Real thinking requires friction. If the AI is making your life too easy, you aren’t thinking; you’re just delegating your intellect to a statistical average.

I used to think the goal was zero-shot prompting—getting the perfect answer on the first try. I was completely wrong. If you get what you want on the first try, you didn’t think hard enough. You just confirmed your own bias. Total waste of time.

A hill I will probably die on

I know people will disagree with me on this, but I actively tell my friends to avoid Grammarly’s new AI features and Notion AI. I love Notion for notes—I’ve used it daily since 2019—but their AI implementation feels like a desperate, cluttered cash grab. It’s annoying. It constantly tries to “fix” my tone.

I don’t want my tone fixed.

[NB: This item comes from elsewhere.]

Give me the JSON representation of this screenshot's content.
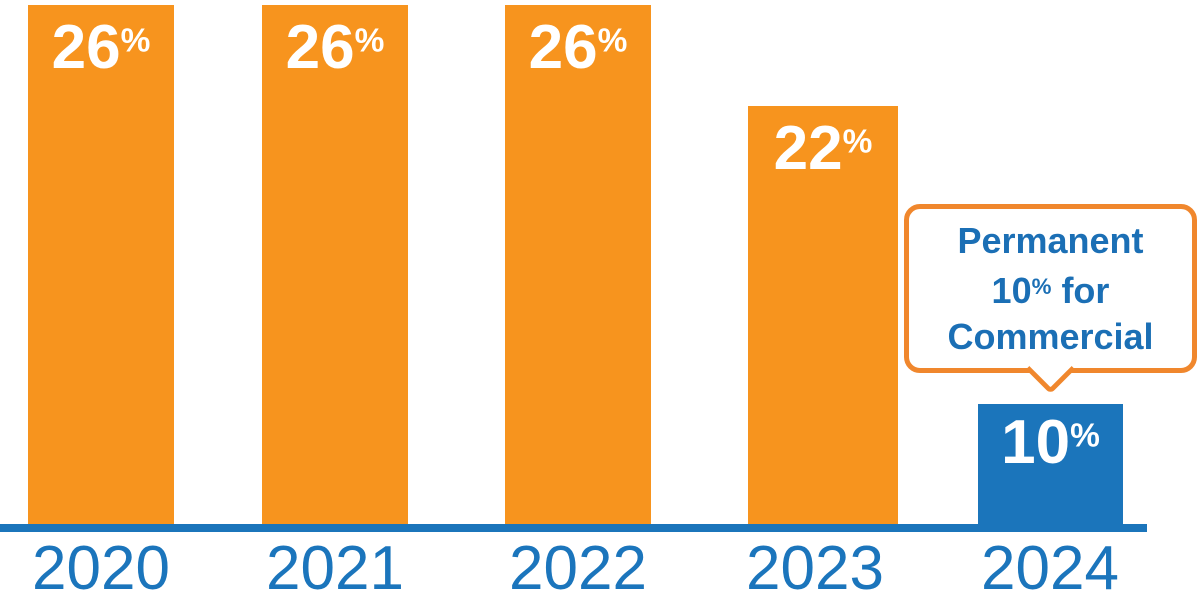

I want my tone to sound like me, even if I’m a bit grumpy or I use too many em-dashes. These “writing assistants” are making everyone sound like a polite, mid-level HR manual from 2014. It’s soul-sucking. I’d rather read a poorly punctuated email that has a real spark of an idea than a perfectly polished paragraph that says absolutely nothing.

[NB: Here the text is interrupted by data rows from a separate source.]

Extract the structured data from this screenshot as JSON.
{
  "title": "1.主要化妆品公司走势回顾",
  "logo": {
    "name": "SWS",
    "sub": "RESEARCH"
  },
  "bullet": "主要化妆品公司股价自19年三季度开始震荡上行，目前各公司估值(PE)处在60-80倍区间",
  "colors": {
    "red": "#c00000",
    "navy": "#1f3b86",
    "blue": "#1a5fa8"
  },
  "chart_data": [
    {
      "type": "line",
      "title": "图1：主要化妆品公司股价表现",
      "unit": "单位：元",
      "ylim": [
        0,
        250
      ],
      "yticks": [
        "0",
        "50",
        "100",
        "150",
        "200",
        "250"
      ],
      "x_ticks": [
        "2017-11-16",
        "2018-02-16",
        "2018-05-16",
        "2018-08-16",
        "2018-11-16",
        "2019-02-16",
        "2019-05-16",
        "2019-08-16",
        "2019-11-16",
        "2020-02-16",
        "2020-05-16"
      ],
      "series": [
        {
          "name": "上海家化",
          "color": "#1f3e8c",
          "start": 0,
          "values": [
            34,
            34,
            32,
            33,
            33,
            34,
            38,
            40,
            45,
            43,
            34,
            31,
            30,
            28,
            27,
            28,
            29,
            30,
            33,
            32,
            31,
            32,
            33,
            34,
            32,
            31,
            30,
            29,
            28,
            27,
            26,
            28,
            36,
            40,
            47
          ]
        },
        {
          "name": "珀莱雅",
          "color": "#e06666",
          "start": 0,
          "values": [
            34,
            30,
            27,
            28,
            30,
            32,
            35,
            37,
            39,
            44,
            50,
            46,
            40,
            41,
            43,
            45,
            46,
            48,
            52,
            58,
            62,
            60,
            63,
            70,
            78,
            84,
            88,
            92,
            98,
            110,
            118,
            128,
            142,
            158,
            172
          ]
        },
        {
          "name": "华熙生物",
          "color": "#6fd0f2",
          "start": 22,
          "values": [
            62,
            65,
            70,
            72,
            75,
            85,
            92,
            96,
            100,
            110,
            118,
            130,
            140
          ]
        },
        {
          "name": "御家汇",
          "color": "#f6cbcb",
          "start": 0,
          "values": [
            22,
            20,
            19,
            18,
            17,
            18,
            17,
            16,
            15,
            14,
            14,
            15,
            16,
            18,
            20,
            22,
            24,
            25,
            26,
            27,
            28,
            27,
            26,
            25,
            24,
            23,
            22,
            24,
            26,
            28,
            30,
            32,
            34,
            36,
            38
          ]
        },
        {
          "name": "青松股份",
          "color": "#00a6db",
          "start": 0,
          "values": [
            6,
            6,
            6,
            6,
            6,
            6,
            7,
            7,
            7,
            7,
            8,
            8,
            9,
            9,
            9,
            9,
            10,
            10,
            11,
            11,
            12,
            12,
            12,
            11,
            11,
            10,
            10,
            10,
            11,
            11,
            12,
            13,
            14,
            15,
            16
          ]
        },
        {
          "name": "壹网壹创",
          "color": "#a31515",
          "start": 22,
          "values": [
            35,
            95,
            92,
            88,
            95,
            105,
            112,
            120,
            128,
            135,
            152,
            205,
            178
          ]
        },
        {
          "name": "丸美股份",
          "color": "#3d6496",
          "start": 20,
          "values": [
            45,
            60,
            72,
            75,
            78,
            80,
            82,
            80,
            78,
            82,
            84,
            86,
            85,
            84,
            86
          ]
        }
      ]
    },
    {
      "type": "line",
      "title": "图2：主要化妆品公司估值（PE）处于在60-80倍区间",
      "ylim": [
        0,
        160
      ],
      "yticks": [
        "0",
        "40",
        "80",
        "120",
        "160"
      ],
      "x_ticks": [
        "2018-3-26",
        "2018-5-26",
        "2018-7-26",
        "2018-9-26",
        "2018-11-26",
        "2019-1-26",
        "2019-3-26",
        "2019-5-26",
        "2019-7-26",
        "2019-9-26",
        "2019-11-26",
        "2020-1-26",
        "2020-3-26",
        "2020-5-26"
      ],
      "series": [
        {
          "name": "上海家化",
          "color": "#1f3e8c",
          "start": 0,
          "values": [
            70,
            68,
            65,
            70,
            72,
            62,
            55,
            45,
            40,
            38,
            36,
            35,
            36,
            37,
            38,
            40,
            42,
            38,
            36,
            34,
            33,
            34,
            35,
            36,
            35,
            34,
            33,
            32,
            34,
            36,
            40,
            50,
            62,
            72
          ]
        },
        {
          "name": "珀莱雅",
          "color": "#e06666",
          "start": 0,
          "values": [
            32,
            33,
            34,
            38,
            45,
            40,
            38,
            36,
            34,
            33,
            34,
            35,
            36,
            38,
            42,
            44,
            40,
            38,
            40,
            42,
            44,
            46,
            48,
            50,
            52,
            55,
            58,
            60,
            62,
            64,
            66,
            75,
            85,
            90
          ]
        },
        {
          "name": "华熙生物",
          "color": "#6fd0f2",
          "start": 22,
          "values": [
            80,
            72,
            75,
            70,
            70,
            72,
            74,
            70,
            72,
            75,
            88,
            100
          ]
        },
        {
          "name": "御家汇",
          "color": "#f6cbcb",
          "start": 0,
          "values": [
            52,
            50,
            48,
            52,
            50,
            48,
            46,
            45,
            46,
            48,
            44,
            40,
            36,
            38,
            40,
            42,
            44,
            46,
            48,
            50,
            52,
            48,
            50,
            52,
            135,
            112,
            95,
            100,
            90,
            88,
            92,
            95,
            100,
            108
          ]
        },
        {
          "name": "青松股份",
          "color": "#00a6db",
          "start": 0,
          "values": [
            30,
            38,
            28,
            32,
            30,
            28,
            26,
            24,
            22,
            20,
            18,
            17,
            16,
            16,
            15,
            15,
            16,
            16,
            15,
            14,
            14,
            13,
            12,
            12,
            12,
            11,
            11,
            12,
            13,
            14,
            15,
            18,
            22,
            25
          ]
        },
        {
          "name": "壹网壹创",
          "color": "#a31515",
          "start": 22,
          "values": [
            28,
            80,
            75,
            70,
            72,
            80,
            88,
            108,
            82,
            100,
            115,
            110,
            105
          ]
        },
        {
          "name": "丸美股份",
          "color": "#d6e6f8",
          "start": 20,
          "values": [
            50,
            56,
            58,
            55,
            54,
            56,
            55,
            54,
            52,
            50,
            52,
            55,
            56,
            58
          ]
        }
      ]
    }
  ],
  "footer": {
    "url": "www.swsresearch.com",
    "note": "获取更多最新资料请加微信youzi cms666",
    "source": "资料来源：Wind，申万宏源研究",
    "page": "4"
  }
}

I refuse to use any tool that tries to auto-complete my thoughts. LLMs are like those funhouse mirrors—they shouldn’t show you reality, they should show you a distorted version of your own assumptions so you can finally see how weird they look. If the tool is trying to be “helpful” by finishing my sentences, it’s just getting in the way of my own brain firing.

The friction is the point

There’s this weird obsession with “workflow optimization.” People track their words per minute or how many emails they cleared. But nobody tracks the quality of the decisions they made.

I’ve noticed that when I use AI to “spar,” my brain actually feels tired afterward. That’s a good sign. It means I’m actually processing. When I use it to just write the email for me, I feel nothing. I’m just a glorified copy-paster.

Anyway, I’m not saying you shouldn’t use it. I use it every day. But use it to make your life harder in the short term so it’s easier in the long term. Ask it to find the flaw in your budget. Ask it why your marketing angle is derivative. Ask it to play the role of your most annoying client and tear your proposal apart.

The goal isn’t to write faster. The goal is to be less wrong.

I’m still not sure if this actually makes me smarter or if I’m just getting better at arguing with a very sophisticated calculator. Sometimes I worry that I’m losing the ability to find flaws on my own without the robot’s help. Is that progress? I don’t know.

Try it tomorrow. Don’t ask for a draft. Ask for a fight.